# The Random-Greedy Path¶

For large and complex contractions the exhaustive approaches will be too slow while the greedy path might be very far from optimal. In this case you might want to consider the 'random-greedy' path optimizer. This samples many greedy paths and selects the best one found, which can often be exponentially better than the average.

import opt_einsum as oe
import numpy as np
import math

eq, shapes = oe.helpers.rand_equation(40, 5, seed=1, d_max=2)
arrays = list(map(np.ones, shapes))

path_greedy = oe.contract_path(eq, *arrays, optimize='greedy')[1]
print(math.log2(path_greedy.opt_cost))
# 36.04683022558587

path_rand_greedy = oe.contract_path(eq, *arrays, optimize='random-greedy')[1]
print(math.log2(path_rand_greedy.opt_cost))
# 32.203616699170865


So here the random-greedy approach has found a path about 16 times quicker (= 2^(36 - 32)).

This approach works by randomly choosing from the best n contractions at each step, weighted by a Boltzmann factor with respect to the contraction with the ‘best’ cost. As such, contractions with very similar costs will be explored with equal probability, whereas those with higher costs will be less likely, but still possible. In this way, the optimizer can randomly explore the huge space of possible paths, but in a guided manner.

The following graph roughly demonstrates the potential benefits of the 'random-greedy' algorithm, here for large randomly generated contractions, with either 8, 32 (the default), or 128 repeats:

Note

Bear in mind that such speed-ups are not guaranteed - it very much depends on how structured or complex your contractions are.

## Customizing the Random-Greedy Path¶

The random-greedy optimizer can be customized by instantiating your own RandomGreedy object. Here you can control:

• temperature - how far to stray from the locally ‘best’ contractions

• rel_temperature - whether to normalize the temperature

• nbranch - how many contractions (branches) to consider at each step

• cost_fn - how to cost potential contractions

There are also the main RandomOptimizer options:

• max_repeats - the maximum number of repeats

• max_time - the maximum amount of time to run for (in seconds)

• minimize - whether to minimize for total 'flops' or 'size' of the largest intermediate

For example, here we’ll create an optimizer, then change its temperature whilst reusing it. We’ll also set a high max_repeats and instead use a maximum time to terminate the search:

optimizer = oe.RandomGreedy(max_time=2, max_repeats=1_000_000)

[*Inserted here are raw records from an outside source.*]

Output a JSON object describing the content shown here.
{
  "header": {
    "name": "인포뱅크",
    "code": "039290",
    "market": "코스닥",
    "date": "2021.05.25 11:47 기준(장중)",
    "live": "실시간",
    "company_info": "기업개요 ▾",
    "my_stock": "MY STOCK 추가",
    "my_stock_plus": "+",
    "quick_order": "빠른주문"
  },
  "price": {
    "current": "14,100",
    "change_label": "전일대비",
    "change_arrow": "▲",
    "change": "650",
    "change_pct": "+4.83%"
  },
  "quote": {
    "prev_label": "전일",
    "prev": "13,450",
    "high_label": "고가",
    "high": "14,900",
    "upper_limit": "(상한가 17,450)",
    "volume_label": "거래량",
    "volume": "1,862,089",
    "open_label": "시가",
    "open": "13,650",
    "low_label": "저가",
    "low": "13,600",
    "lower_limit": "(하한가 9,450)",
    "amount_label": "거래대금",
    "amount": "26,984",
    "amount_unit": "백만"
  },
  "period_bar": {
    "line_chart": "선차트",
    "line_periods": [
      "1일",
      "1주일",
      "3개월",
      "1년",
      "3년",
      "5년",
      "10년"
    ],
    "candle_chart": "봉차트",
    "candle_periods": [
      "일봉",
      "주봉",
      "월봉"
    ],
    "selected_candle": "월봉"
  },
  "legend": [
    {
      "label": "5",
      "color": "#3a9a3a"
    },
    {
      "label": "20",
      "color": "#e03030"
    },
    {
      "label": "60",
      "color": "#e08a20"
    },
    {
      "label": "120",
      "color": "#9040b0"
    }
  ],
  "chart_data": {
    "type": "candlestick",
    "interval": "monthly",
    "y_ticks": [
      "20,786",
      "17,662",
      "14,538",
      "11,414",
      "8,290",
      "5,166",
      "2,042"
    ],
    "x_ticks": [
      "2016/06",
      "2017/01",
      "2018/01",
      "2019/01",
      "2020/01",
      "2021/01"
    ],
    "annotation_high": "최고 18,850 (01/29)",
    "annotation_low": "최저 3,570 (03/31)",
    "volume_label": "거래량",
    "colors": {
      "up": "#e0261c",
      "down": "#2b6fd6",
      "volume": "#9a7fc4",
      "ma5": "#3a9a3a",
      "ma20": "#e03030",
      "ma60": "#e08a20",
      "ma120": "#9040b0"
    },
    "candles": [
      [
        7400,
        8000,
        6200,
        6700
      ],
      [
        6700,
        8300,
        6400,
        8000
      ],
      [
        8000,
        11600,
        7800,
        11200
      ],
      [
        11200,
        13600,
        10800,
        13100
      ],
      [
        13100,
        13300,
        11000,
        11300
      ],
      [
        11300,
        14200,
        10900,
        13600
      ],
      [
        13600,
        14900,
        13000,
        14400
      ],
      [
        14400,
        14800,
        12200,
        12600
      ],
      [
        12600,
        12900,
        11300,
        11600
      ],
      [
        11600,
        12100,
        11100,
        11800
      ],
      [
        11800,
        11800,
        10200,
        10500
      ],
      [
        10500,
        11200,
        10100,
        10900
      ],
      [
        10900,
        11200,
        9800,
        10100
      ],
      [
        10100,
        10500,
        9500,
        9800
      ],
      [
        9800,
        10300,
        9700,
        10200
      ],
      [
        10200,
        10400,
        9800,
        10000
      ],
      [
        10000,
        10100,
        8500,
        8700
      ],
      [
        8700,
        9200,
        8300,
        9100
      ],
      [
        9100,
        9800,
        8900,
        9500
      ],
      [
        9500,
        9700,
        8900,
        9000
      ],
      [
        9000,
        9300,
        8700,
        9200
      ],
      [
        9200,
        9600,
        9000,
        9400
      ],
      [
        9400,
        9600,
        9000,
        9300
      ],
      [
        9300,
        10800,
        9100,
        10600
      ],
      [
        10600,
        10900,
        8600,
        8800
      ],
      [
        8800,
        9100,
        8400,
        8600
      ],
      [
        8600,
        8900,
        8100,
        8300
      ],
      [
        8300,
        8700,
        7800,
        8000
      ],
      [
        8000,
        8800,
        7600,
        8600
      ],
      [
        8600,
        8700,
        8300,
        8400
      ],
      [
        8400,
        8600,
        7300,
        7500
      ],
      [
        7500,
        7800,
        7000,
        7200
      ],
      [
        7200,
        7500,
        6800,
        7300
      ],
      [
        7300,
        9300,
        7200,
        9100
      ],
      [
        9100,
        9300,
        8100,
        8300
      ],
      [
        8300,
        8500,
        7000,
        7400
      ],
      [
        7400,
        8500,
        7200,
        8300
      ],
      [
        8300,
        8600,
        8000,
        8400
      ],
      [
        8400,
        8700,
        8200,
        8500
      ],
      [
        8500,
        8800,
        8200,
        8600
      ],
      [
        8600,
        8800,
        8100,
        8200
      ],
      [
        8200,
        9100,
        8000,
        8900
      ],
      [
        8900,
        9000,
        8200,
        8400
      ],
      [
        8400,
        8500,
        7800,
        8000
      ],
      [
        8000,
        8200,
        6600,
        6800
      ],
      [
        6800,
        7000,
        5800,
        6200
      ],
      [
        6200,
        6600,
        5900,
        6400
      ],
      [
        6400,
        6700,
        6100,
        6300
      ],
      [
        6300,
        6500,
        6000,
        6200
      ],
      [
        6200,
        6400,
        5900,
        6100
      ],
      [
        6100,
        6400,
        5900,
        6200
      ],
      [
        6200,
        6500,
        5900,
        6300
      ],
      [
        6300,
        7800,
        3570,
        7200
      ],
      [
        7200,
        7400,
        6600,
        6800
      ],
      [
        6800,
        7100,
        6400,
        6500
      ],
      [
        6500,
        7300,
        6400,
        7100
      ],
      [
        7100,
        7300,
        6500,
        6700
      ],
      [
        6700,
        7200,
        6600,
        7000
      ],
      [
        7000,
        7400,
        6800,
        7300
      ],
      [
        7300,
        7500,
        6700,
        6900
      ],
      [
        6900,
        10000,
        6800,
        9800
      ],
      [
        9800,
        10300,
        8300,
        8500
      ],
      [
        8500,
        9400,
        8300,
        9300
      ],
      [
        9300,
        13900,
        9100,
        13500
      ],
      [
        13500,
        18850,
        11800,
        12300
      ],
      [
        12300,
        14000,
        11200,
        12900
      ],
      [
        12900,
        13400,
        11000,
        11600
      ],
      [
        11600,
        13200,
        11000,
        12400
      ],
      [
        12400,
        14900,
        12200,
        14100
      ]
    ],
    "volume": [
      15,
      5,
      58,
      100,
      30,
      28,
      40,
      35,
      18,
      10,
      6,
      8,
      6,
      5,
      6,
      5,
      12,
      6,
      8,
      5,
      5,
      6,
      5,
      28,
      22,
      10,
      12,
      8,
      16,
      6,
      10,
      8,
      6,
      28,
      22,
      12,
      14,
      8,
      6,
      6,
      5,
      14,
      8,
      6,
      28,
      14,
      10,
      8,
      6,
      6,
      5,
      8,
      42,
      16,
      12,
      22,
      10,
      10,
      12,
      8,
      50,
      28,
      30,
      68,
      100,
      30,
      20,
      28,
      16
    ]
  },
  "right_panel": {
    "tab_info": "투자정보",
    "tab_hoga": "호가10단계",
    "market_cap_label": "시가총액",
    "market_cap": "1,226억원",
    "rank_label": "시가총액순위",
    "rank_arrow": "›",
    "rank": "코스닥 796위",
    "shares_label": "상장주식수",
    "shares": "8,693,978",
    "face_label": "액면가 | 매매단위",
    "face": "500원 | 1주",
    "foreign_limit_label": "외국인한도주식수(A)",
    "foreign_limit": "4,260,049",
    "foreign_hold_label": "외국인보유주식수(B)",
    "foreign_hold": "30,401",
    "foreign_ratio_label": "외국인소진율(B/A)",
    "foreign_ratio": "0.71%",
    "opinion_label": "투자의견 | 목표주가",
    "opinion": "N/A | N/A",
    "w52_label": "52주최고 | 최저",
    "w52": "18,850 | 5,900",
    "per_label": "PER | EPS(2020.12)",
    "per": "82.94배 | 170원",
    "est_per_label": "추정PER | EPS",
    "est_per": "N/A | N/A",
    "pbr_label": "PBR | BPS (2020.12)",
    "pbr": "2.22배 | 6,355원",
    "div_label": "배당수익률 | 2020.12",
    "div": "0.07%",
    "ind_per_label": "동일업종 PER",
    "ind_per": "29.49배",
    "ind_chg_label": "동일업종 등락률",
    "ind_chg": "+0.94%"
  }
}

for T in [1000, 100, 10, 1, 0.1]:
optimizer.temperature = T
path_rand_greedy = oe.contract_path(eq, *arrays, optimize=optimizer)[1]
print(math.log2(optimizer.best['flops']))

# 32.81709395639357
# 32.67625007170783
# 31.719756871539033
# 31.62043317835677
# 31.253305891247

print(len(optimizer.costs))  # the total number of trials so far
# 2555


So we have improved a bit on the standard 'random-greedy' (which does 32 repeats by default). The optimizer object now stores both the best path found so far - optimizer.path - as well as the list of flop-costs and maximum sizes found for each trial - optimizer.costs and optimizer.sizes respectively.